Bookwalter shook his head no again. Peabody, a great guy who puts up with what he calls the Wine Curmudgeon’s unique perspective, had a big smile. “It’s Bordeaux,” said Bookwalter, showing me the bottle. “Don’t feel badly,” he said. “This is a wine that fools almost everyone.

It was, in fact, 2003 Chateau Pavie, a merlot-based blend that is one of the most controversial wines in France. It tastes nothing like red Bordeaux, which is traditionally earthy, balanced and elegant. Bordeaux has fruit, but it’s not the wine’s reason for being. This is in contrast to New World wines, which are richer, riper, and more concentrated.

Pavie tastes much more like the latter than the former. It’s even high in alcohol, an un-Bordeaux-like 14 percent. (Bookwalter and I marveled later how a Bordelaise winemaker could get that much alcohol in his or her wine, given how much cooler Bordeaux is than California.)

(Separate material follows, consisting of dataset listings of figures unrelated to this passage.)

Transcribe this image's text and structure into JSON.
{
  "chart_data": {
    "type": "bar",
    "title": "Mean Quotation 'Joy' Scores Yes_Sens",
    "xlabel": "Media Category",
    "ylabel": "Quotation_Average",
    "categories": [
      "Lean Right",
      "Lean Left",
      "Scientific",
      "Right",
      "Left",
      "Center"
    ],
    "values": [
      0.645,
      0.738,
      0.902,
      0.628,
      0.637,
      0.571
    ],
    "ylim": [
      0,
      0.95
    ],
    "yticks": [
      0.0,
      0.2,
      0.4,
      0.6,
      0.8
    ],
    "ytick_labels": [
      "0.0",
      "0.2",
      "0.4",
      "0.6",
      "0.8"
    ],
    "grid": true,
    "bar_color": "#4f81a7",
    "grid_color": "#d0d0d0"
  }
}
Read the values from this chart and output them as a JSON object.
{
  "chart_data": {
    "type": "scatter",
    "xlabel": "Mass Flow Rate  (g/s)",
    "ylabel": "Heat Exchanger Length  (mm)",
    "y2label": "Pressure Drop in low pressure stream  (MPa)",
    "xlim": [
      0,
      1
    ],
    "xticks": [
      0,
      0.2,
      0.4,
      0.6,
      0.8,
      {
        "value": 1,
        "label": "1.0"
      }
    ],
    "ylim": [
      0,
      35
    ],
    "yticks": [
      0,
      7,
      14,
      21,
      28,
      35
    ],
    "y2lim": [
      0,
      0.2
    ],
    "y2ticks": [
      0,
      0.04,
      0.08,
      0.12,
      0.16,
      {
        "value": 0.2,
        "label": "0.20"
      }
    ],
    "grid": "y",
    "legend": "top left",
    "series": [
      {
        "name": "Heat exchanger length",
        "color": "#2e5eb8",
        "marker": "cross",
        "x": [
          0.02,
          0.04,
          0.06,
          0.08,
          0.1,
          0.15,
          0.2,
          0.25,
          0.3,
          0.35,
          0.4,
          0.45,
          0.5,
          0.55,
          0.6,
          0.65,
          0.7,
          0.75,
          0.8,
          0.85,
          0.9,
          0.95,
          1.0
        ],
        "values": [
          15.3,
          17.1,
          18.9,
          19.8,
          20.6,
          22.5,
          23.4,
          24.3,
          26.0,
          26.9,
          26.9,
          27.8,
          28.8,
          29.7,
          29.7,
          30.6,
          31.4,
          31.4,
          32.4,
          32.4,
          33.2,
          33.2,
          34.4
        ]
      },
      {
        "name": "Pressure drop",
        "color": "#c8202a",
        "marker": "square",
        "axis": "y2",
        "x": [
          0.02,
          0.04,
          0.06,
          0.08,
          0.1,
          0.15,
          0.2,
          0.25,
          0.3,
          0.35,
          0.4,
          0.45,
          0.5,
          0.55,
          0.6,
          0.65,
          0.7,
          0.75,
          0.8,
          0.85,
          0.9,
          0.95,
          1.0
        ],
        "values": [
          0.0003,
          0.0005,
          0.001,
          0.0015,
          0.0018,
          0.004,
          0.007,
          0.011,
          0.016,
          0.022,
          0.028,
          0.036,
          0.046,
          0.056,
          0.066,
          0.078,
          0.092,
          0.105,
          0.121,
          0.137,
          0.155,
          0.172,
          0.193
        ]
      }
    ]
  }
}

This makes Pavie the subject of one of the wine world’s most intense cage matches. Robert Parker, the most important person in the wine business, says Pavie “is a wine of sublime richness, minerality, delineation and nobleness.” This is not surprising, since Parker adores richer, riper and more concentrated wines. He has called those who don’t like Pavie reactionaries.

Jancis Robinson, the English wine critic who has come to represent all those who are not Parker, says Pavie is “completely unappetizing. … a ridiculous wine.” And she has even less kind words for Parker: “Am I not allowed to have my own opinion? Only so long as it agrees with Monsieur Parker’s, it would seem.”

Interestingly, they agree on what the wine tastes like. What they don’t agree on is what Bordeaux should taste like. In this, from my tasting of the 2003, I’m with Robinson. The Pavie was well made, using quality fruit. But it didn’t taste like Bordeaux. If anything, it was almost Paso Robles-like (a newish wine region in California where the wine is very Parkerish). Frankly, Bordeaux is better than that. And if I’m a reactionary because I want Bordeaux wine to taste like Bordeaux wine, then so be it. For what it’s worth, I also want Paso Robles wine to taste like Paso Robles, and not Bordeaux.

(And none of this takes into account whether the Pavie, at $200 or so, is overpriced. We know how the Wine Curmudgeon feels about that, regardless of anything else.)

One final note: We let Mark Maguire, who co-owns the restaurant where we had lunch, taste the wine. He didn’t think it was Bordeaux, either. I felt a little better.